Here’s what it means for your cheese plate
Your favorite stinky cheese may not be around for much longer. Genuine Camembert cheese—made on small French farms with raw milk and stamped with its place of origin—is slowly going extinct. Although France’s cheese wars (try not to giggle) ended with a win for the little guy, the disagreement also resulted in what could end the production of true Camembert. Because making real Camembert requires such a specific process, larger cheesemakers have dropped out of the business, choosing instead to make what is called Camembert fabrique en Normandie, which tastes slightly different than the true version. Considering that the bigger cheese companies are prevailing in the market, true Camembert is disappearing.

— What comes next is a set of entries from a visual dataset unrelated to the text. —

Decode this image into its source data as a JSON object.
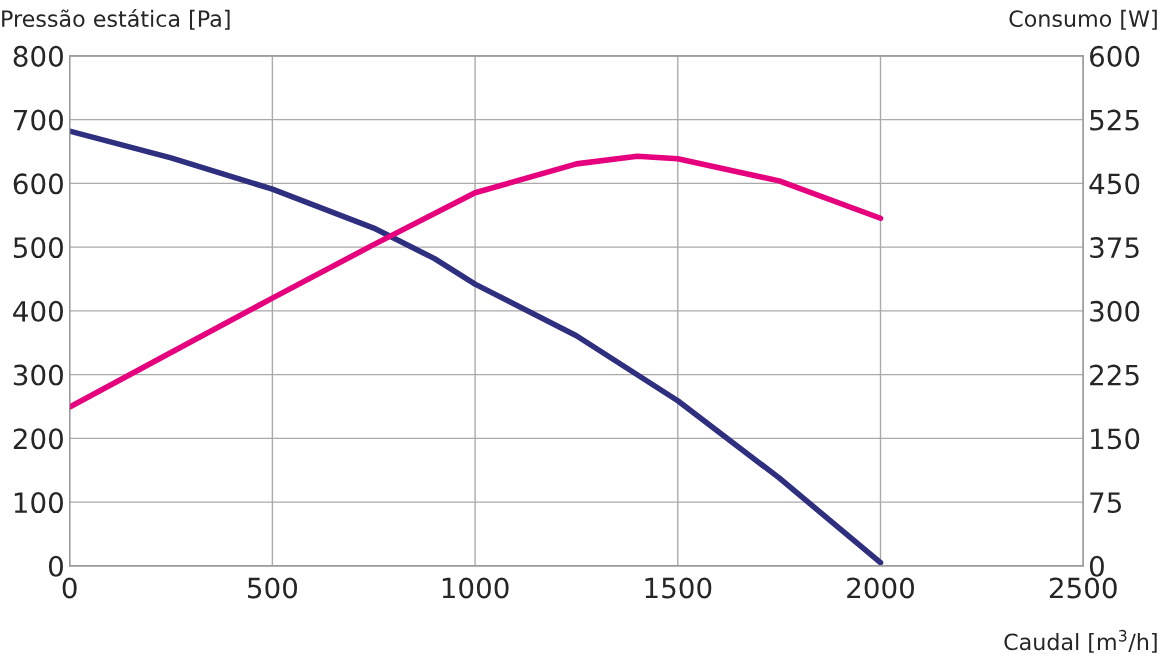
{
  "chart_data": {
    "type": "line",
    "ylabel": "Pressão estática [Pa]",
    "y2label": "Consumo [W]",
    "xlabel": "Caudal [m$^{3}$/h]",
    "xlim": [
      0,
      2500
    ],
    "xticks": [
      0,
      500,
      1000,
      1500,
      2000,
      2500
    ],
    "ylim": [
      0,
      800
    ],
    "yticks": [
      0,
      100,
      200,
      300,
      400,
      500,
      600,
      700,
      800
    ],
    "y2lim": [
      0,
      600
    ],
    "y2ticks": [
      0,
      75,
      150,
      225,
      300,
      375,
      450,
      525,
      600
    ],
    "grid": true,
    "marker": "none",
    "line_style": "solid",
    "series": [
      {
        "color": "#2e2f7f",
        "x": [
          0,
          250,
          500,
          750,
          900,
          1000,
          1250,
          1500,
          1750,
          2000
        ],
        "values": [
          682,
          640,
          591,
          530,
          482,
          442,
          361,
          259,
          138,
          5
        ]
      },
      {
        "color": "#e6007e",
        "axis": "y2",
        "x": [
          0,
          250,
          500,
          750,
          1000,
          1250,
          1400,
          1500,
          1750,
          2000
        ],
        "values": [
          187,
          251,
          315,
          378,
          439,
          473,
          482,
          479,
          453,
          409
        ]
      }
    ]
  }
}
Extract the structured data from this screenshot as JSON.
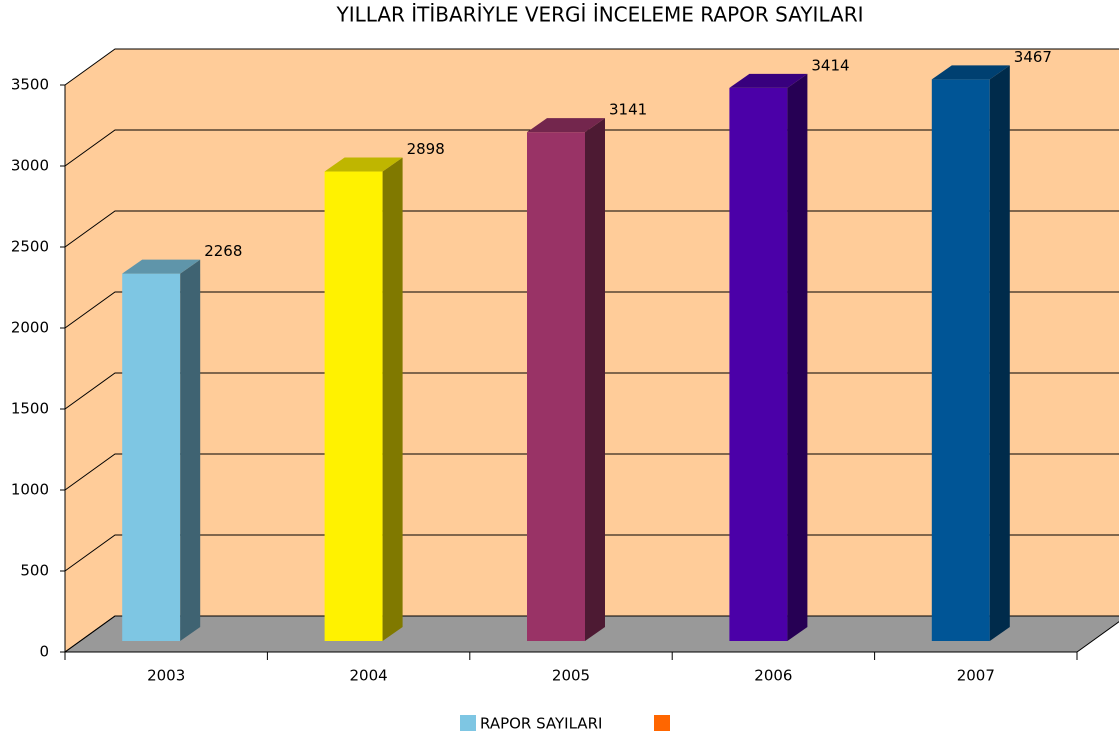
{
  "chart_data": {
    "type": "bar",
    "title": "YILLAR İTİBARİYLE VERGİ İNCELEME RAPOR SAYILARI",
    "categories": [
      "2003",
      "2004",
      "2005",
      "2006",
      "2007"
    ],
    "series": [
      {
        "name": "RAPOR SAYILARI",
        "color": "#7ec6e3",
        "values": [
          2268,
          2898,
          3141,
          3414,
          3467
        ],
        "colors": [
          "#7ec6e3",
          "#fff200",
          "#993366",
          "#4b00a8",
          "#005596"
        ]
      }
    ],
    "ylim": [
      0,
      3500
    ],
    "yticks": [
      0,
      500,
      1000,
      1500,
      2000,
      2500,
      3000,
      3500
    ],
    "grid": true
  }
}
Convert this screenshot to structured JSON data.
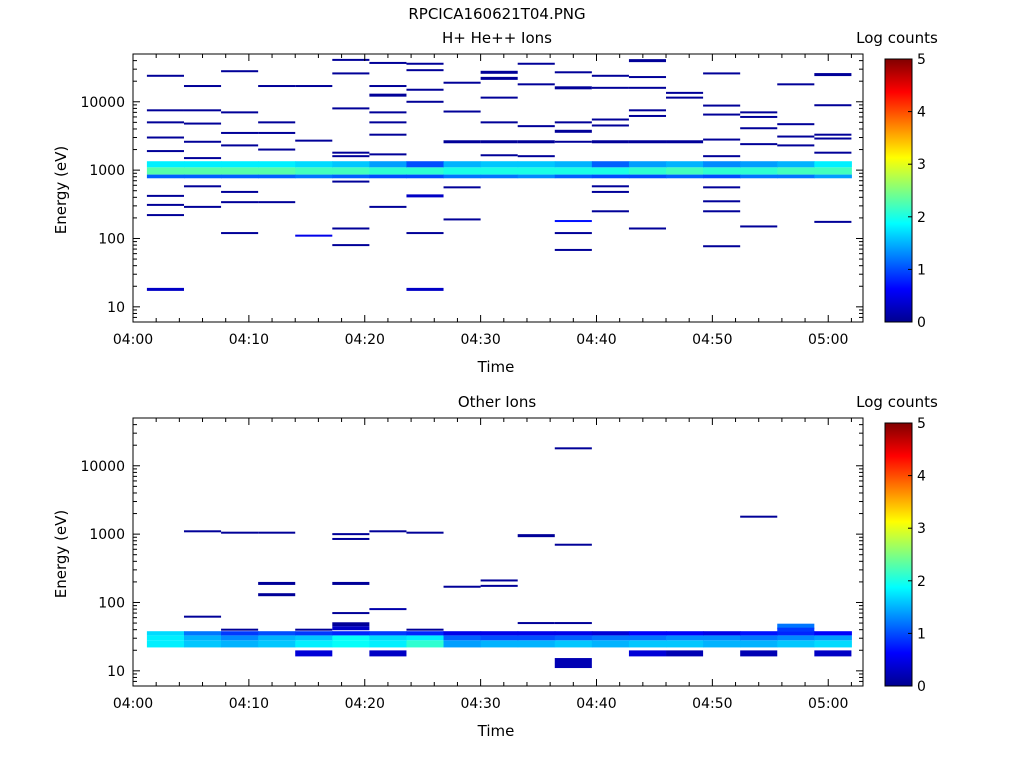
{
  "figure_title": "RPCICA160621T04.PNG",
  "colorscale": {
    "label": "Log counts",
    "ticks": [
      "5",
      "4",
      "3",
      "2",
      "1",
      "0"
    ],
    "stops": [
      "#00008f",
      "#0000ff",
      "#0080ff",
      "#00ffff",
      "#80ff80",
      "#ffff00",
      "#ff8000",
      "#ff0000",
      "#800000"
    ]
  },
  "chart_data": [
    {
      "type": "heatmap",
      "title": "H+ He++ Ions",
      "xlabel": "Time",
      "ylabel": "Energy (eV)",
      "xlim": [
        "04:00",
        "05:03"
      ],
      "ylim": [
        6,
        50000
      ],
      "yscale": "log",
      "zlim": [
        0,
        5
      ],
      "x_ticks": [
        "04:00",
        "04:10",
        "04:20",
        "04:30",
        "04:40",
        "04:50",
        "05:00"
      ],
      "y_ticks": [
        "10",
        "100",
        "1000",
        "10000"
      ],
      "sweep_starts_min": [
        1.2,
        4.4,
        7.6,
        10.8,
        14.0,
        17.2,
        20.4,
        23.6,
        26.8,
        30.0,
        33.2,
        36.4,
        39.6,
        42.8,
        46.0,
        49.2,
        52.4,
        55.6,
        58.8
      ],
      "sweep_width_min": 3.2,
      "rows": [
        {
          "name": "band-main",
          "energy_lo": 860,
          "energy_hi": 1100,
          "values": [
            2.3,
            2.3,
            2.3,
            2.3,
            2.2,
            2.2,
            2.1,
            2.1,
            2.0,
            2.0,
            2.0,
            2.0,
            2.0,
            2.1,
            2.2,
            2.1,
            2.1,
            2.2,
            2.2
          ]
        },
        {
          "name": "band-upper",
          "energy_lo": 1100,
          "energy_hi": 1350,
          "values": [
            1.8,
            1.8,
            1.8,
            1.8,
            1.7,
            1.6,
            1.4,
            1.0,
            1.5,
            1.6,
            1.6,
            1.5,
            1.1,
            1.4,
            1.5,
            1.3,
            1.4,
            1.5,
            1.8
          ]
        },
        {
          "name": "band-lower",
          "energy_lo": 760,
          "energy_hi": 860,
          "values": [
            1.1,
            1.1,
            1.1,
            1.1,
            1.2,
            1.1,
            1.0,
            1.0,
            1.2,
            1.2,
            1.3,
            1.1,
            1.0,
            1.0,
            1.1,
            1.0,
            1.2,
            1.2,
            1.4
          ]
        }
      ],
      "sparse": [
        {
          "col": 0,
          "energy": 18,
          "height": 3,
          "value": 0.3
        },
        {
          "col": 7,
          "energy": 18,
          "height": 3,
          "value": 0.3
        },
        {
          "col": 0,
          "energy": 24000
        },
        {
          "col": 0,
          "energy": 7500
        },
        {
          "col": 0,
          "energy": 5000
        },
        {
          "col": 0,
          "energy": 3000
        },
        {
          "col": 0,
          "energy": 1900
        },
        {
          "col": 0,
          "energy": 420
        },
        {
          "col": 0,
          "energy": 310
        },
        {
          "col": 0,
          "energy": 220
        },
        {
          "col": 1,
          "energy": 17000
        },
        {
          "col": 1,
          "energy": 7500
        },
        {
          "col": 1,
          "energy": 4800
        },
        {
          "col": 1,
          "energy": 2600
        },
        {
          "col": 1,
          "energy": 1500
        },
        {
          "col": 1,
          "energy": 580
        },
        {
          "col": 1,
          "energy": 290
        },
        {
          "col": 2,
          "energy": 28000
        },
        {
          "col": 2,
          "energy": 7000
        },
        {
          "col": 2,
          "energy": 3500
        },
        {
          "col": 2,
          "energy": 2300
        },
        {
          "col": 2,
          "energy": 480
        },
        {
          "col": 2,
          "energy": 340
        },
        {
          "col": 2,
          "energy": 120
        },
        {
          "col": 3,
          "energy": 17000
        },
        {
          "col": 3,
          "energy": 5000
        },
        {
          "col": 3,
          "energy": 3500
        },
        {
          "col": 3,
          "energy": 2000
        },
        {
          "col": 3,
          "energy": 340
        },
        {
          "col": 4,
          "energy": 17000
        },
        {
          "col": 4,
          "energy": 2700
        },
        {
          "col": 4,
          "energy": 110,
          "value": 0.5
        },
        {
          "col": 5,
          "energy": 41000
        },
        {
          "col": 5,
          "energy": 26000
        },
        {
          "col": 5,
          "energy": 8000
        },
        {
          "col": 5,
          "energy": 1800
        },
        {
          "col": 5,
          "energy": 1600
        },
        {
          "col": 5,
          "energy": 680
        },
        {
          "col": 5,
          "energy": 140
        },
        {
          "col": 5,
          "energy": 80
        },
        {
          "col": 6,
          "energy": 37000
        },
        {
          "col": 6,
          "energy": 17000
        },
        {
          "col": 6,
          "energy": 12500,
          "height": 3
        },
        {
          "col": 6,
          "energy": 7000
        },
        {
          "col": 6,
          "energy": 5000
        },
        {
          "col": 6,
          "energy": 3300
        },
        {
          "col": 6,
          "energy": 1700
        },
        {
          "col": 6,
          "energy": 290
        },
        {
          "col": 7,
          "energy": 36000
        },
        {
          "col": 7,
          "energy": 29000
        },
        {
          "col": 7,
          "energy": 15000
        },
        {
          "col": 7,
          "energy": 10000
        },
        {
          "col": 7,
          "energy": 420,
          "height": 3,
          "value": 0.3
        },
        {
          "col": 7,
          "energy": 120
        },
        {
          "col": 8,
          "energy": 19000
        },
        {
          "col": 8,
          "energy": 7200
        },
        {
          "col": 8,
          "energy": 2600,
          "height": 3
        },
        {
          "col": 8,
          "energy": 560
        },
        {
          "col": 8,
          "energy": 190
        },
        {
          "col": 9,
          "energy": 27000,
          "height": 3
        },
        {
          "col": 9,
          "energy": 22000,
          "height": 3
        },
        {
          "col": 9,
          "energy": 11500
        },
        {
          "col": 9,
          "energy": 5000
        },
        {
          "col": 9,
          "energy": 2600,
          "height": 3
        },
        {
          "col": 9,
          "energy": 1650
        },
        {
          "col": 10,
          "energy": 36000
        },
        {
          "col": 10,
          "energy": 18000
        },
        {
          "col": 10,
          "energy": 4400
        },
        {
          "col": 10,
          "energy": 2600,
          "height": 3
        },
        {
          "col": 10,
          "energy": 1600
        },
        {
          "col": 11,
          "energy": 27000
        },
        {
          "col": 11,
          "energy": 16000,
          "height": 3
        },
        {
          "col": 11,
          "energy": 5000
        },
        {
          "col": 11,
          "energy": 3700,
          "height": 3
        },
        {
          "col": 11,
          "energy": 2600
        },
        {
          "col": 11,
          "energy": 180,
          "value": 0.7
        },
        {
          "col": 11,
          "energy": 120
        },
        {
          "col": 11,
          "energy": 68
        },
        {
          "col": 12,
          "energy": 24000
        },
        {
          "col": 12,
          "energy": 16000
        },
        {
          "col": 12,
          "energy": 5500
        },
        {
          "col": 12,
          "energy": 4500
        },
        {
          "col": 12,
          "energy": 2600,
          "height": 3
        },
        {
          "col": 12,
          "energy": 580
        },
        {
          "col": 12,
          "energy": 480
        },
        {
          "col": 12,
          "energy": 250
        },
        {
          "col": 13,
          "energy": 40000,
          "height": 3
        },
        {
          "col": 13,
          "energy": 23000
        },
        {
          "col": 13,
          "energy": 16000
        },
        {
          "col": 13,
          "energy": 7500
        },
        {
          "col": 13,
          "energy": 6200
        },
        {
          "col": 13,
          "energy": 2600,
          "height": 3
        },
        {
          "col": 13,
          "energy": 140
        },
        {
          "col": 14,
          "energy": 13500
        },
        {
          "col": 14,
          "energy": 11500
        },
        {
          "col": 14,
          "energy": 2600,
          "height": 3
        },
        {
          "col": 15,
          "energy": 26000
        },
        {
          "col": 15,
          "energy": 8800
        },
        {
          "col": 15,
          "energy": 6500
        },
        {
          "col": 15,
          "energy": 2800
        },
        {
          "col": 15,
          "energy": 1600
        },
        {
          "col": 15,
          "energy": 560
        },
        {
          "col": 15,
          "energy": 350
        },
        {
          "col": 15,
          "energy": 250
        },
        {
          "col": 15,
          "energy": 77
        },
        {
          "col": 16,
          "energy": 7000
        },
        {
          "col": 16,
          "energy": 6000
        },
        {
          "col": 16,
          "energy": 4100
        },
        {
          "col": 16,
          "energy": 2400
        },
        {
          "col": 16,
          "energy": 150
        },
        {
          "col": 17,
          "energy": 18000
        },
        {
          "col": 17,
          "energy": 4700
        },
        {
          "col": 17,
          "energy": 3100
        },
        {
          "col": 17,
          "energy": 2300
        },
        {
          "col": 18,
          "energy": 25000,
          "height": 3
        },
        {
          "col": 18,
          "energy": 8900
        },
        {
          "col": 18,
          "energy": 3300
        },
        {
          "col": 18,
          "energy": 2900
        },
        {
          "col": 18,
          "energy": 1800
        },
        {
          "col": 18,
          "energy": 175
        }
      ]
    },
    {
      "type": "heatmap",
      "title": "Other Ions",
      "xlabel": "Time",
      "ylabel": "Energy (eV)",
      "xlim": [
        "04:00",
        "05:03"
      ],
      "ylim": [
        6,
        50000
      ],
      "yscale": "log",
      "zlim": [
        0,
        5
      ],
      "x_ticks": [
        "04:00",
        "04:10",
        "04:20",
        "04:30",
        "04:40",
        "04:50",
        "05:00"
      ],
      "y_ticks": [
        "10",
        "100",
        "1000",
        "10000"
      ],
      "sweep_starts_min": [
        1.2,
        4.4,
        7.6,
        10.8,
        14.0,
        17.2,
        20.4,
        23.6,
        26.8,
        30.0,
        33.2,
        36.4,
        39.6,
        42.8,
        46.0,
        49.2,
        52.4,
        55.6,
        58.8
      ],
      "sweep_width_min": 3.2,
      "rows": [
        {
          "name": "band-low",
          "energy_lo": 22,
          "energy_hi": 28,
          "values": [
            1.8,
            1.6,
            1.5,
            1.6,
            1.8,
            1.9,
            1.8,
            2.1,
            1.4,
            1.5,
            1.5,
            1.6,
            1.5,
            1.6,
            1.6,
            1.5,
            1.5,
            1.6,
            1.7
          ]
        },
        {
          "name": "band-mid",
          "energy_lo": 28,
          "energy_hi": 33,
          "values": [
            1.8,
            1.5,
            1.3,
            1.5,
            1.6,
            1.9,
            1.7,
            1.8,
            1.1,
            1.0,
            1.0,
            1.1,
            1.2,
            1.2,
            1.3,
            1.3,
            1.2,
            1.3,
            1.4
          ]
        },
        {
          "name": "band-top",
          "energy_lo": 33,
          "energy_hi": 38,
          "values": [
            1.7,
            1.2,
            0.9,
            1.0,
            0.9,
            0.8,
            0.9,
            0.8,
            0.5,
            0.5,
            0.5,
            0.5,
            0.4,
            0.6,
            0.6,
            0.5,
            0.7,
            0.8,
            0.6
          ]
        }
      ],
      "sparse": [
        {
          "col": 1,
          "energy": 1100
        },
        {
          "col": 1,
          "energy": 62
        },
        {
          "col": 2,
          "energy": 1050
        },
        {
          "col": 2,
          "energy": 40
        },
        {
          "col": 3,
          "energy": 1050
        },
        {
          "col": 3,
          "energy": 190,
          "height": 3
        },
        {
          "col": 3,
          "energy": 130,
          "height": 3
        },
        {
          "col": 4,
          "energy": 18,
          "height": 6,
          "value": 0.4
        },
        {
          "col": 4,
          "energy": 40
        },
        {
          "col": 5,
          "energy": 1000
        },
        {
          "col": 5,
          "energy": 850
        },
        {
          "col": 5,
          "energy": 190,
          "height": 3
        },
        {
          "col": 5,
          "energy": 70
        },
        {
          "col": 5,
          "energy": 48,
          "height": 4
        },
        {
          "col": 5,
          "energy": 42,
          "height": 4,
          "value": 0.3
        },
        {
          "col": 6,
          "energy": 1100
        },
        {
          "col": 6,
          "energy": 80,
          "value": 0.15
        },
        {
          "col": 6,
          "energy": 18,
          "height": 6,
          "value": 0.3
        },
        {
          "col": 7,
          "energy": 1050
        },
        {
          "col": 7,
          "energy": 40
        },
        {
          "col": 8,
          "energy": 170
        },
        {
          "col": 9,
          "energy": 210
        },
        {
          "col": 9,
          "energy": 175
        },
        {
          "col": 10,
          "energy": 50
        },
        {
          "col": 10,
          "energy": 950,
          "height": 3
        },
        {
          "col": 11,
          "energy": 18000
        },
        {
          "col": 11,
          "energy": 700
        },
        {
          "col": 11,
          "energy": 50
        },
        {
          "col": 11,
          "energy": 13,
          "height": 10,
          "value": 0.2
        },
        {
          "col": 13,
          "energy": 18,
          "height": 6,
          "value": 0.4
        },
        {
          "col": 14,
          "energy": 18,
          "height": 6,
          "value": 0.2
        },
        {
          "col": 16,
          "energy": 1800
        },
        {
          "col": 16,
          "energy": 18,
          "height": 6,
          "value": 0.2
        },
        {
          "col": 17,
          "energy": 45,
          "height": 5,
          "value": 1.2
        },
        {
          "col": 17,
          "energy": 40,
          "height": 4,
          "value": 0.9
        },
        {
          "col": 18,
          "energy": 18,
          "height": 6,
          "value": 0.3
        }
      ]
    }
  ]
}
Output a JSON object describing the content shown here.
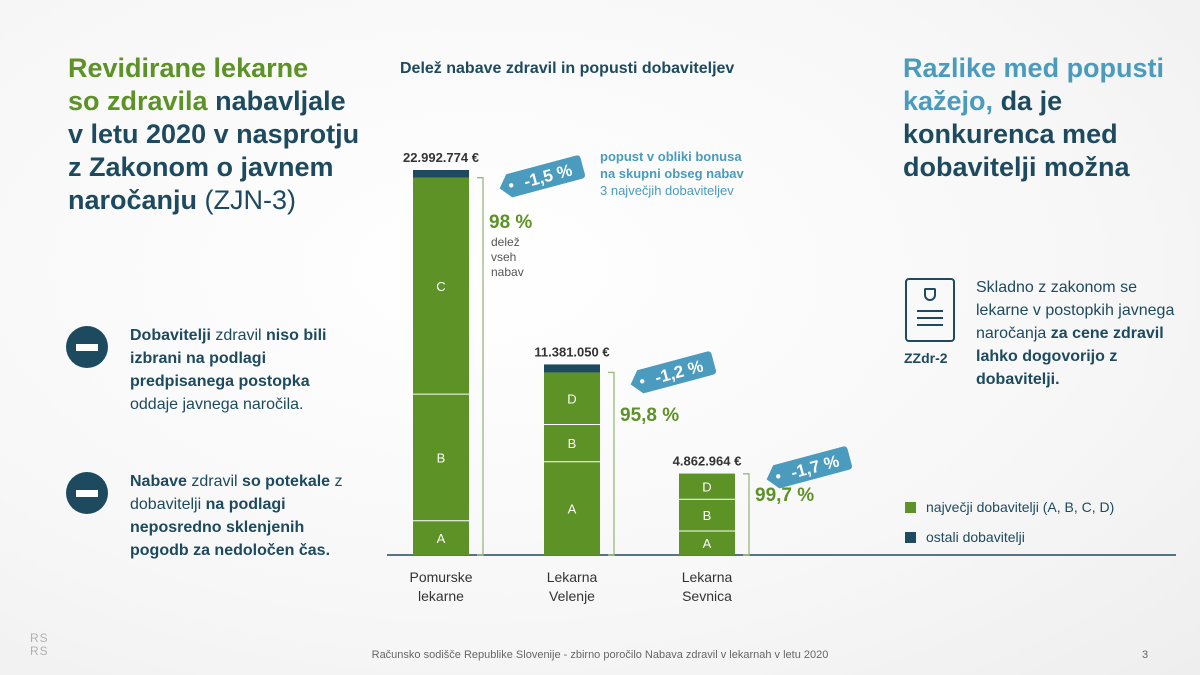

Over a decade ago, France’s cheese wars over raw milk Camembert (also known as Camembert de Normandie, meaning literally “from Normandy”) was settled in favor of the small cheese farmers: French authorities declared that even cheese made from lightly pasteurized milk could not be called A.O.C. Camembert, or true Camembert de Normandie. Essentially, the A.O.C designation on the cheese’s label is meant to preserve the long history of small-batch raw milk cheeses, and to distinguish them from their mass-produced, pasteurized contemporaries in the market.
Unfortunately, once the larger Camembert manufacturers realized the strict limitations on how they would have to prepare the product in order to maintain an A.O.C rating, they simply stopped. Figuring out that they could cut corners and generate more product without greatly altering the cheese’s flavor, larger Camembert producers slapped a different qualifier on their label—Camembert fabrique en Normandie, or “made in Normandie"—and essentially sealed true Camembert’s fate.
Bloomberg reports that out of the 360 million wheels of Camembert produced annually, only four million are true Camembert de Normandie. And as larger cheese producers buy up small farms and take over the controlling portions of the cheese available for purchase, that percentage will only get smaller.
Of course, there is a distinct difference in flavor between the two Camemberts. But before you American foodies start to rage about preserving the terroir of the Camembert on your cheese plate, remember that the government doesn’t actually allow the real deal into the US. Due to potential pathogens in the unpasteurized milk, the FDA has ruled that any cheeses aged less than 60 days are illegal; true Camembert de Normandie is aged for 30. A few cheesemakers in the US make decent pasteurized versions, but if you really want to taste Camembert, better start saving up for a trip to France. And now with the threat of extinction, the sooner you could get there the better.